The Cars table has a foreign key to the Manufacturers table, and it's a many-to-one relationship. This means that there can be many records in the first table that correlate to one record in the second table. For example, there are many cars made by Geo, but there's only one company named Geo. Similarly, there can also be one-to-many and one-to-one relationships.
Database Communication Standards
| || |
There are many different database systems out there, such as Microsoft Access, Oracle, and Informix. If each one required a unique protocol to access the database information, developers would have a difficult time creating data-driven applications that weren't specifically tied to a particular database system. Fortunately, most commercial database systems adhere to the Open DataBase Connectivity standard, or ODBC. This standard was developed by Microsoft to provide a common interface for databases so that developers don't have to write different code to access different databases. Databases that adhere to this standard are ODBC-compliant.
Unfortunately, ODBC has its limitations. Developers have criticized it for being difficult to work with because it requires low-level application code that varies depending on the database being used.
In response to this, Microsoft next developed OLE DB, a Windows COM-based data access object that provides access to all types of different data. OLE DB is now the standard for database connectivity. It includes ODBC as well, so virtually every commercial database is supported.
When Should I Use a Database?
Databases are an efficient way to store large amounts of persistent data. Managing such information comes at a performance cost, though. Although databases are extremely efficient at storing large amounts of complex, interrelated data, you may want to simply use a cookie or session variable if you only want to store temporary or miniscule amounts of information such as a site visitor's name or e-mail.

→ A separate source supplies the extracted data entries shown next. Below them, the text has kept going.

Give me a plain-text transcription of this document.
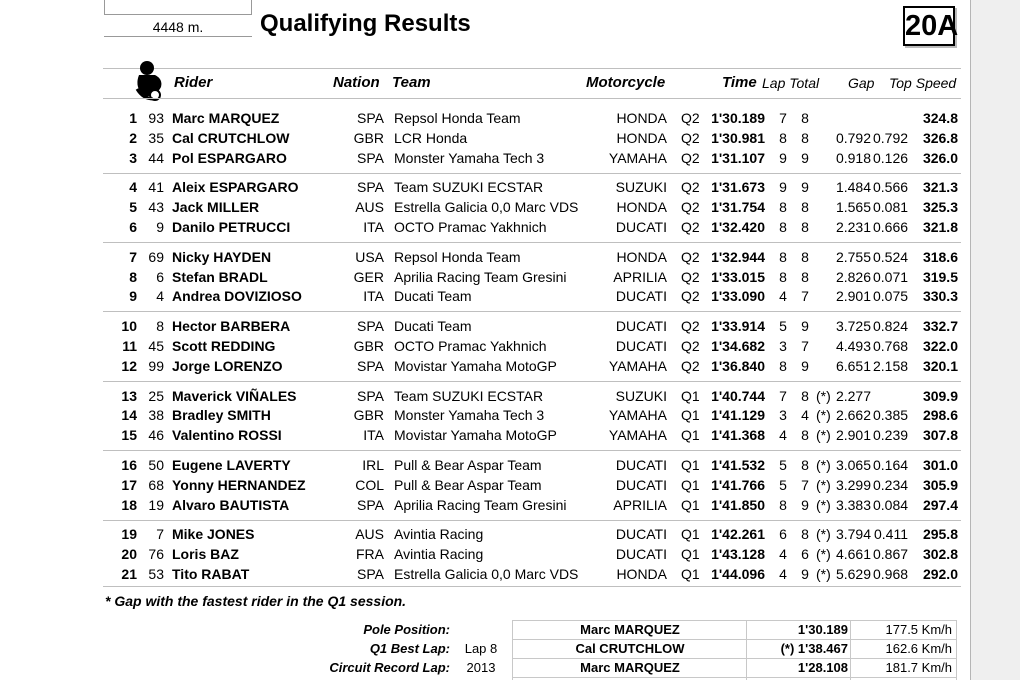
4448 m.	Qualifying Results	20A
Rider	Nation Team	Motorcycle	Time Lap Total Gap Top Speed
1 93 Marc MARQUEZ	SPA Repsol Honda Team	HONDA Q2 1'30.189 7 8	324.8
2 35 Cal CRUTCHLOW	GBR LCR Honda	HONDA Q2 1'30.981 8 8	0.792 0.792	326.8
3 44 Pol ESPARGARO	SPA Monster Yamaha Tech 3	YAMAHA Q2 1'31.107 9 9	0.918 0.126	326.0
4 41 Aleix ESPARGARO	SPA Team SUZUKI ECSTAR	SUZUKI Q2 1'31.673 9 9	1.484 0.566	321.3
5 43 Jack MILLER	AUS Estrella Galicia 0,0 Marc VDS	HONDA Q2 1'31.754 8 8	1.565 0.081	325.3
6	9 Danilo PETRUCCI	ITA OCTO Pramac Yakhnich	DUCATI Q2 1'32.420 8 8	2.231 0.666	321.8
7 69 Nicky HAYDEN	USA Repsol Honda Team	HONDA Q2 1'32.944 8 8	2.755 0.524	318.6
8	6 Stefan BRADL	GER Aprilia Racing Team Gresini	APRILIA Q2 1'33.015 8 8	2.826 0.071	319.5
9	4 Andrea DOVIZIOSO	ITA Ducati Team	DUCATI Q2 1'33.090 4 7	2.901 0.075	330.3
10	8 Hector BARBERA	SPA Ducati Team	DUCATI Q2 1'33.914 5 9	3.725 0.824	332.7
11 45 Scott REDDING	GBR OCTO Pramac Yakhnich	DUCATI Q2 1'34.682 3 7	4.493 0.768	322.0
12 99 Jorge LORENZO	SPA Movistar Yamaha MotoGP	YAMAHA Q2 1'36.840 8 9	6.651 2.158	320.1
13 25 Maverick VIÑALES	SPA Team SUZUKI ECSTAR	SUZUKI Q1 1'40.744 7 8 (*) 2.277	309.9
14 38 Bradley SMITH	GBR Monster Yamaha Tech 3	YAMAHA Q1 1'41.129 3 4 (*) 2.662 0.385	298.6
15 46 Valentino ROSSI	ITA Movistar Yamaha MotoGP	YAMAHA Q1 1'41.368 4 8 (*) 2.901 0.239	307.8
16 50 Eugene LAVERTY	IRL Pull & Bear Aspar Team	DUCATI Q1 1'41.532 5 8 (*) 3.065 0.164	301.0
17 68 Yonny HERNANDEZ	COL Pull & Bear Aspar Team	DUCATI Q1 1'41.766 5 7 (*) 3.299 0.234	305.9
18 19 Alvaro BAUTISTA	SPA Aprilia Racing Team Gresini	APRILIA Q1 1'41.850 8 9 (*) 3.383 0.084	297.4
19	7 Mike JONES	AUS Avintia Racing	DUCATI Q1 1'42.261 6 8 (*) 3.794 0.411	295.8
20 76 Loris BAZ	FRA Avintia Racing	DUCATI Q1 1'43.128 4 6 (*) 4.661 0.867	302.8
21 53 Tito RABAT	SPA Estrella Galicia 0,0 Marc VDS	HONDA Q1 1'44.096 4 9 (*) 5.629 0.968	292.0
* Gap with the fastest rider in the Q1 session.
Pole Position:	Marc MARQUEZ	1'30.189	177.5 Km/h
Q1 Best Lap:	Lap 8	Cal CRUTCHLOW	(*) 1'38.467	162.6 Km/h
Circuit Record Lap:	2013	Marc MARQUEZ	1'28.108	181.7 Km/h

Databases are the optimal choice when you need to store information that forms complex relationships between different types of data. Another advantage of databases is that they provide a central storage location for large amounts of data. Most large software applications that require data storage use a database of some sort.
Working with databases through an ASP.NET Web page is an easy and natural process. In a little while, you'll see how easy it is to access any database from your ASP.NET pages.